The opening session of day two at the Royal College of Midwives Conference was dedicated to the importance of postnatal mental health for infant and mother.

Child psychotherapist Robin Balbernie told delegates that dealing with infant mental health is vastly different to adult or child mental health but if "you it right first time [with infants] then you can them the resilience to be mentally health for the rest of their life".

The Clinical Lead of Infant Mental Health at the Secure Start service in Gloucestershire added: "Relationships are key to good mental health and individuals build their expectations on relationships in infanthood.

"Anxious handling from parents, often due to external circumstances, leads to infants acting up, disengagement from parents and ultimately poor expectations from children. Just think, if a child goes into school expecting a positive relationship and effective support from teachers then they are much more inclined to act in a way that encourages this, so creating these expectations at a young age is crucial."

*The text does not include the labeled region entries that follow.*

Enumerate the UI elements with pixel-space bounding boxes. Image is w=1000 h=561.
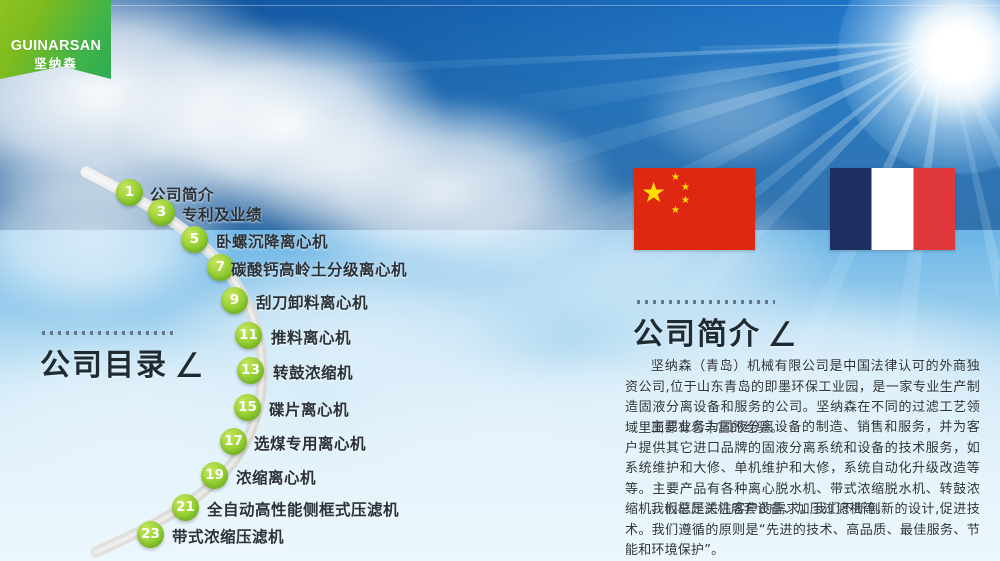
toc-number-badge[interactable]: 9 [221, 287, 248, 314]
toc-item-label[interactable]: 刮刀卸料离心机 [256, 291, 368, 313]
toc-item-label[interactable]: 专利及业绩 [182, 203, 262, 225]
china-flag: ★ ★ ★ ★ ★ [634, 168, 755, 250]
heading-angle-mark: ∠ [174, 346, 206, 386]
flag-star-small: ★ [671, 206, 680, 216]
top-divider-line [0, 5, 1000, 6]
toc-item-label[interactable]: 碳酸钙高岭土分级离心机 [231, 258, 407, 280]
intro-heading: 公司简介∠ [633, 309, 799, 353]
france-flag [830, 168, 955, 250]
flag-star-large: ★ [641, 179, 666, 207]
toc-number-badge[interactable]: 13 [237, 357, 264, 384]
toc-item-label[interactable]: 碟片离心机 [269, 398, 349, 420]
toc-item-label[interactable]: 带式浓缩压滤机 [172, 525, 284, 547]
toc-item-label[interactable]: 全自动高性能侧框式压滤机 [207, 498, 399, 520]
toc-heading-dotted-rule [42, 331, 176, 335]
toc-number-badge[interactable]: 11 [235, 322, 262, 349]
toc-number-badge[interactable]: 3 [148, 199, 175, 226]
toc-heading: 公司目录∠ [40, 340, 206, 384]
toc-number-badge[interactable]: 23 [137, 521, 164, 548]
intro-heading-text: 公司简介 [633, 317, 761, 352]
toc-item-label[interactable]: 转鼓浓缩机 [273, 361, 353, 383]
toc-item-label[interactable]: 选煤专用离心机 [254, 432, 366, 454]
toc-number-badge[interactable]: 21 [172, 494, 199, 521]
intro-heading-dotted-rule [637, 300, 775, 304]
cloud [640, 60, 820, 170]
flag-star-small: ★ [681, 183, 690, 193]
heading-angle-mark: ∠ [767, 315, 799, 355]
slide-canvas: GUINARSAN 坚纳森 ★ ★ ★ ★ ★ 公司目录∠ 1 公司简介 [0, 0, 1000, 561]
toc-heading-text: 公司目录 [40, 348, 168, 383]
toc-item-label[interactable]: 浓缩离心机 [236, 466, 316, 488]
toc-number-badge[interactable]: 19 [201, 462, 228, 489]
intro-paragraph: 我们总是关注客户的需求。我们不断创新的设计,促进技术。我们遵循的原则是“先进的技… [625, 500, 980, 561]
toc-number-badge[interactable]: 7 [207, 254, 234, 281]
flag-star-small: ★ [671, 173, 680, 183]
toc-number-badge[interactable]: 5 [181, 226, 208, 253]
flag-star-small: ★ [681, 196, 690, 206]
toc-number-badge[interactable]: 15 [234, 394, 261, 421]
toc-item-label[interactable]: 卧螺沉降离心机 [216, 230, 328, 252]
logo-wordmark: GUINARSAN [8, 38, 104, 54]
toc-item-label[interactable]: 推料离心机 [271, 326, 351, 348]
toc-number-badge[interactable]: 1 [116, 179, 143, 206]
toc-number-badge[interactable]: 17 [220, 428, 247, 455]
company-logo[interactable]: GUINARSAN 坚纳森 [0, 0, 111, 79]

Balbernie went on to explain the 7 key risk factors in care-giving: socio-demographic e.g. unemployement, poverty; lack of support; lack of practical environment for caregiving e.g. abusive family; availability of resources to be referred e.g. social services; biological vulnerability; lack of early attachment; and, role overload. 

He added that the presence of 4 or more of these was likely to lead to "overwhelm" the caregiver and lead to bad relationships but that early intervention by midwives could go a long way to reducing their impact.

Balbernie concluded: "There is no such thing as a bad parent, just bad resources and it's [a key] role of midwives to help ensure parents make the most of the ones they have available."

His talk was followed by Professor Debra Bick, who focussed more on the mental health aspect of postnatal parenting. 

The professor of evidence-based midwifery at King's College London urged delegates not to "define parents' needs or the need for midwives support by the confines of the 'postnatal period'".

Revealing the results of a KCL study she said that the majority of the 1,260 mums surveyed felt there was "a decline in women-centred quality standards" in recent years.

Within the study, Prof Bick's team made a complete revision of postnatal care in the West Midlands and found that while there was no difference in the mental health outcomes attained, there was a significant difference in women's views of care - evidence she concluded that "love matters".